Trace its diffusion: Explore how the object has circulated within the global system. How has it been exchanged? What transformations has it undergone through systems of production and consumption?
Reflect on its materiality and self: Critically relate the artifact to your own positionality. How do you, as a self situated within a specific historical moment and collective identity, interact with this artifact?
Synthesize understanding: Bring together these elements historical, material, and personal to create a deeper, more complex understanding of the object.
This process might seem linear, but in practice, it is often cyclical and iterative. The movement between phases can loop back upon itself, requiring further inquiry and deeper reflection.
I propose a preliminary hierarchy of artifact types. This hierarchy reflects both the symbolic and material significance of certain objects in the daily life of an atomized individual.
First Tier:
Food, Fashion, Music, and Decorative Arts. These are the most immediately transformative materials in daily life. Clothing is a primary vector for identity and meaning within the symbolic systems of exchange. Food follows closely, deeply tied to cultural heritage, ritual, and sustenance. Decorative art, broadly understood, refers to objects that are imbued with both functional and symbolic meaning - tools like hammers and knives, for instance, which carry both utility and cultural resonance.
Second Tier:
Technology, Liturgy, and Institutional Artifacts. Technology represents a layer of mediation between individuals and the systems of production they engage with. Liturgy encompasses the rituals and spiritual practices that inform cultural identity. Institutional artifacts - laws, governance systems, and educational structures mediate power and control.
Third Tier:
Literary, Fine Arts, Political, Sexual, and Philosophical. These artifacts reside in the realm of ideology and are essential to the transmission of knowledge, power, and cultural values. However, they operate at a different level of abstraction and serve to structure the broader frameworks through which we understand the world.
Literary to me includes cinematic and photographic traditions.
Politcs to include military and business practices.

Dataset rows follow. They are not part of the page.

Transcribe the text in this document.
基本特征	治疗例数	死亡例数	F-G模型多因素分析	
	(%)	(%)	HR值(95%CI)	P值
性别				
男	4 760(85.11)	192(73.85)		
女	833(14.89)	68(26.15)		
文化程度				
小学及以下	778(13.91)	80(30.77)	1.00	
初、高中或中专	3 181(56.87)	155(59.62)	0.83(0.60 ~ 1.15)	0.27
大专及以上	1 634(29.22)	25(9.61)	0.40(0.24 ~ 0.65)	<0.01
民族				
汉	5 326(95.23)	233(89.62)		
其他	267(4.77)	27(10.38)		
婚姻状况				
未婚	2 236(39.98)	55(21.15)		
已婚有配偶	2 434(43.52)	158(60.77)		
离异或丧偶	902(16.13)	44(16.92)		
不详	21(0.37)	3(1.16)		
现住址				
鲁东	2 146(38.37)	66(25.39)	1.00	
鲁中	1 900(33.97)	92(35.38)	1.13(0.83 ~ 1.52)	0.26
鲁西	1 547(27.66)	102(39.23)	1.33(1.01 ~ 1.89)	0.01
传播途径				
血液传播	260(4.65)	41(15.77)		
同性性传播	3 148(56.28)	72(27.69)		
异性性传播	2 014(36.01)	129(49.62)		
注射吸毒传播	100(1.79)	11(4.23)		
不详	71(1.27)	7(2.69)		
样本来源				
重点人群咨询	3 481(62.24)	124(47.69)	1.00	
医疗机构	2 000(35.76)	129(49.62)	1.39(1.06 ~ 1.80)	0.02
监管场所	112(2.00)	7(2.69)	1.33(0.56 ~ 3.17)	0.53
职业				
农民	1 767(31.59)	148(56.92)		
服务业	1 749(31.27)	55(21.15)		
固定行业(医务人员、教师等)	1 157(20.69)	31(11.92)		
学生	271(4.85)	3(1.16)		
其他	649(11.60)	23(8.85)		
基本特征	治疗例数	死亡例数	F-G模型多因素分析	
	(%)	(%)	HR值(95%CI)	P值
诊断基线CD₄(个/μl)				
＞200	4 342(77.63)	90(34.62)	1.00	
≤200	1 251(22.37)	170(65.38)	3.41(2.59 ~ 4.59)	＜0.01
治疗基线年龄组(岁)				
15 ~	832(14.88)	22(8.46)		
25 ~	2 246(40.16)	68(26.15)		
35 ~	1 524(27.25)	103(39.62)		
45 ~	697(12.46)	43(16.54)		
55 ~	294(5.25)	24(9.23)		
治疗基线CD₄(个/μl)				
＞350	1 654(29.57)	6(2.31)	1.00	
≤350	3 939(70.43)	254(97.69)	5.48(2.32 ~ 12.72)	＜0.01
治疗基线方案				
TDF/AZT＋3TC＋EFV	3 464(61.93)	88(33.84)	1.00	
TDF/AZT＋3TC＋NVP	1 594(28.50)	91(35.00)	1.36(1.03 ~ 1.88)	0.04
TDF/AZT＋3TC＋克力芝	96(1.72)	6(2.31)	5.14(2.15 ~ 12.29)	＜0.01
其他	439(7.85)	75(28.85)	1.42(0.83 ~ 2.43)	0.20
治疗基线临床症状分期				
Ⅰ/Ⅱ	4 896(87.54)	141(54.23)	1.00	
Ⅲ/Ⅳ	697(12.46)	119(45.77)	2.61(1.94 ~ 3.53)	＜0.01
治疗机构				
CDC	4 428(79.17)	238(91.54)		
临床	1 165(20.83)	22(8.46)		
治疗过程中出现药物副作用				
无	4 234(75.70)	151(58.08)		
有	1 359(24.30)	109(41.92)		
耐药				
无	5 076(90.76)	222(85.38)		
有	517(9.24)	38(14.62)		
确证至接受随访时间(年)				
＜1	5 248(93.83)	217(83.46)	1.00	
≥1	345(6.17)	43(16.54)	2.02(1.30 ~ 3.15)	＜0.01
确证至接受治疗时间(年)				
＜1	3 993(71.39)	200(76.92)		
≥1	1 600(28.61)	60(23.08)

Critical to this process is self-criticism, the recognition that one's perspective is always shaped by the conditions of their time, place, and social position. To truly engage in Dialectical Cultural Deep Insight, one must constantly interrogate their own assumptions, biases, and complicity within larger systems of power. This introspective aspect allows the practice to remain dynamic, constantly evolving as new insights and contradictions emerge.
The point of self-criticism in this sense is to synthesise the self with found ideas, beyond understanding but to live within the found insights. To reintegrate material objects as products of subjects, and the unequivocal reassertion of the self as the synthesis of other subjects.
Through this practice, the atomized individual can break through the alienation of capitalist modernity by reintegrating themselves with the material world and its histories. Understanding the contradictions within cultural artifacts reveals the deeper forces shaping our lives forces that are often hidden beneath the surface. By engaging in this dialectical process, we can move toward greater clarity, both about the world we inhabit and our role within it.